Still, “Black Panther” has devoured the marketplace for a month straight now, leaving all other newcomers in the dust.
The new horror film “The Strangers: Prey At Night,” with Christina Hendricks, took third place with $10.5 million. The Jennifer Lawrence thriller “Red Sparrow” landed in fourth in its second weekend with $8.2 million and the comedy “Game Night” placed fifth with $7.9 million in weekend three.
Hardly any of the new releases, which also included the thriller “The Hurricane Heist” (8th place, $3.2 million) and the dark action comedy “Gringo,” (11th place, $2.6 million) were well-reviewed going into the weekend, save for the limited release independents like “Thoroughbreds,” which made $1.2 million from 549 locations, and Armando Iannucci’s “The Death of Stalin,” which opened in four theaters to $181,000.
It also left room for the Academy Award best picture winner “The Shape of Water,” which is also available on home video, to capitalize on its post-Oscars stature. The Fox Searchlight film added 720 theaters and took in in $2.4 million from 1,552 locations, bringing its domestic total to $61 million.
But even though “Black Panther” has helped boost the year to date box office significantly, it’s also proving to be a continued challenge for any other wide release hoping for a piece of the market.
“Every movie that has opened in the wake of ‘Black Panther’ has had its work cut out for it,” says comScore senior media analyst Paul Dergarabedian. “We keep underestimating this film, and it just shows no sign of slowing down.”
Guillermo del Toro’s “The Shape of Water” (Fox Searchlight), which was named best picture at the 90th Academy Awards last weekend, expanded into 1,552 locations and received a solid Oscar bump, collecting $2.4 million, for a new domestic total of about $61 million. “The Shape of Water,” which won four Academy Awards in total, including one for Mr. del Toro’s directing, has now taken in $134 million worldwide.
Estimated ticket sales for Friday through Sunday at U.S. and Canadian theaters, according to comScore.
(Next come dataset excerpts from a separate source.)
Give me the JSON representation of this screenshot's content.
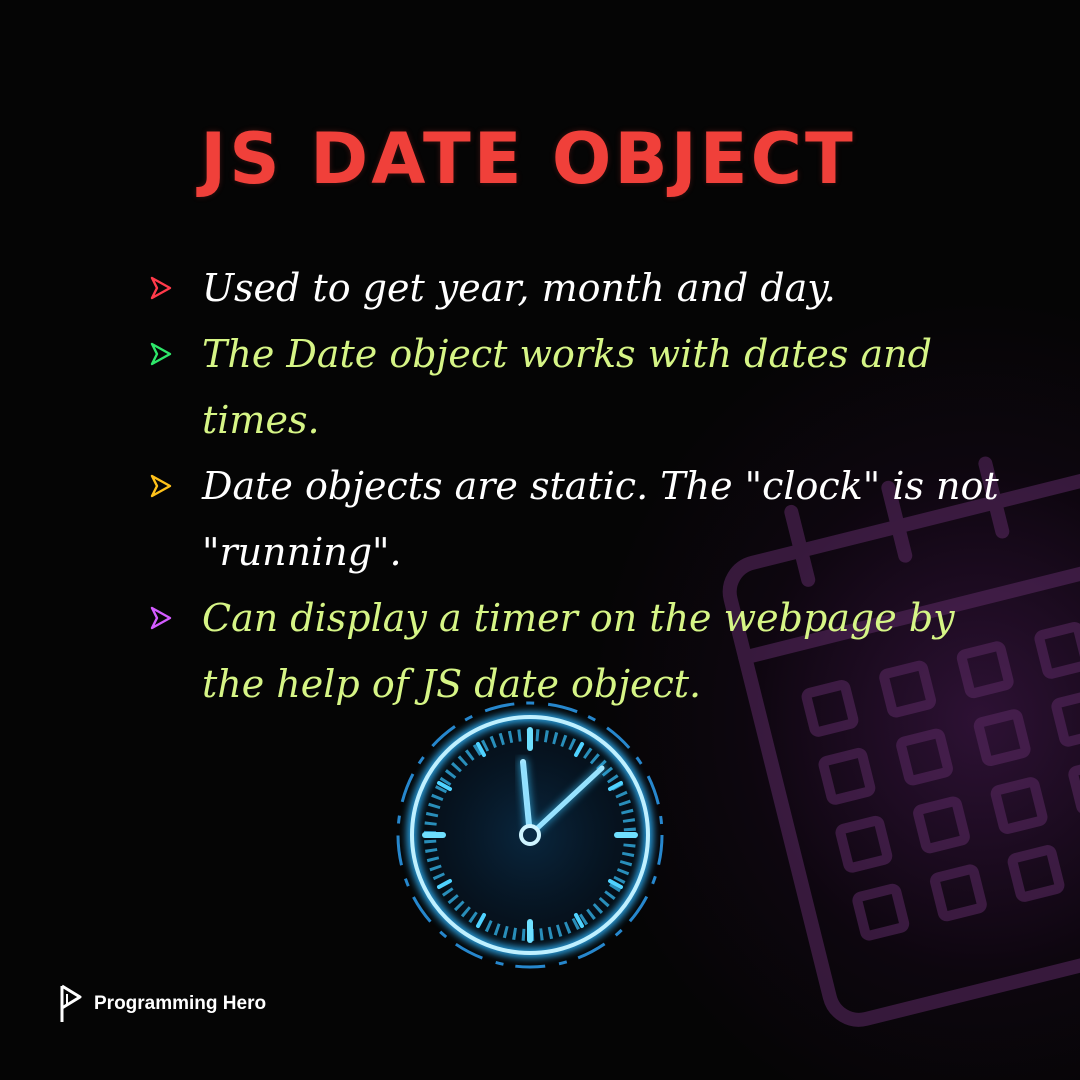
{
  "title": "JS DATE OBJECT",
  "bullets": [
    {
      "text": "Used to get year, month and day.",
      "color": "#ffffff",
      "chevron_color": "#ff3a4a"
    },
    {
      "text": "The Date object works with dates and times.",
      "color": "#d6f586",
      "chevron_color": "#2ee86a"
    },
    {
      "text": "Date objects are static. The \"clock\" is not \"running\".",
      "color": "#ffffff",
      "chevron_color": "#ffc21a"
    },
    {
      "text": "Can display a timer on the webpage by the help of JS date object.",
      "color": "#d6f586",
      "chevron_color": "#d35cff"
    }
  ],
  "brand": {
    "name": "Programming Hero",
    "icon": "play-icon"
  },
  "colors": {
    "title": "#f0403a",
    "background": "#050505",
    "clock_glow": "#2fb6ff",
    "calendar_glow": "#7a2a8a"
  },
  "decorations": [
    "clock-icon",
    "calendar-icon"
  ]
}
Where available, the latest international numbers for Friday through Sunday are also included. Final domestic figures will be released Monday.
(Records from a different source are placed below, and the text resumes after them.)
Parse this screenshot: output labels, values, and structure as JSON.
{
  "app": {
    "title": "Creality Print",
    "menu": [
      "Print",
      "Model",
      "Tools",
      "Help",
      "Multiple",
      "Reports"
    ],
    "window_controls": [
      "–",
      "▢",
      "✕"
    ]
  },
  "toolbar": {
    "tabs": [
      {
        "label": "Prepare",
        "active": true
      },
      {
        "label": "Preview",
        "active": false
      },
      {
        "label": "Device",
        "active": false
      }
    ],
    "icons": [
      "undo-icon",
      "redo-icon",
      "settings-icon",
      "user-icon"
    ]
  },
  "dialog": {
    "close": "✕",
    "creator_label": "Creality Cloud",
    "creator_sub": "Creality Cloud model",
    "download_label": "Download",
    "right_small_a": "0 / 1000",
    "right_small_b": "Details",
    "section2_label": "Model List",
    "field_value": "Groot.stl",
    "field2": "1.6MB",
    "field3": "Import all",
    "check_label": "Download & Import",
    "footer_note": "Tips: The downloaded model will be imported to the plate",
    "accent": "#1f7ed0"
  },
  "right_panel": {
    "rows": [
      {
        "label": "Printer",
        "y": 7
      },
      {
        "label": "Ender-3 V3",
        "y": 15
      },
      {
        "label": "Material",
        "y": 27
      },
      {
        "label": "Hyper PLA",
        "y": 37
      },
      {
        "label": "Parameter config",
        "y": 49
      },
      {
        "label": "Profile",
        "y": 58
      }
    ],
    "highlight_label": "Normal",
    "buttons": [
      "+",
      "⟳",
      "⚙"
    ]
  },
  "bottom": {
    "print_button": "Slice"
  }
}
- “Black Panther,” $41.1 million ($100 million international).
2. “A Wrinkle in Time,” $33.3 million ($6.3 million international).
3. “The Strangers: Prey At Night,” $10.5 million ($140,000 international).
4. “Red Sparrow,” $8.2 million ($15.7 million international).
5. “Game Night,” $7.9 million ($5.4 million international).
6. “Peter Rabbit,” $6.8 million ($4.8 million international).
7. “Death Wish,” $6.6 million ($3 million international).
8. “The Hurricane Heist,” $3.2 million ($1.9 million international).
9. “Annihilation,” $3.2 million.
10. “Jumanji: Welcome to the Jungle,” $2.8 million.
Estimated ticket sales for Friday through Sunday at international theaters (excluding the U.S. and Canada), according to comScore:
- “Black Panther,” $100 million.
- “Operation Red Sea,” $23.8 million.
- “Red Sparrow,” $15.7 million.
- “Tomb Raider,” $14.1 million.
- “The Shape of Water,” $11.3 million.
- “Detective Chinatown 2,” $11.2 million.
- “Une Jolie Ch’tite Famille,” $8.8 million.
- “Amazing China,” $8.1 million.
- “Bajrangi Bhaijaan,” $8 million.
- “A Wrinkle in Time,” $6.3 million.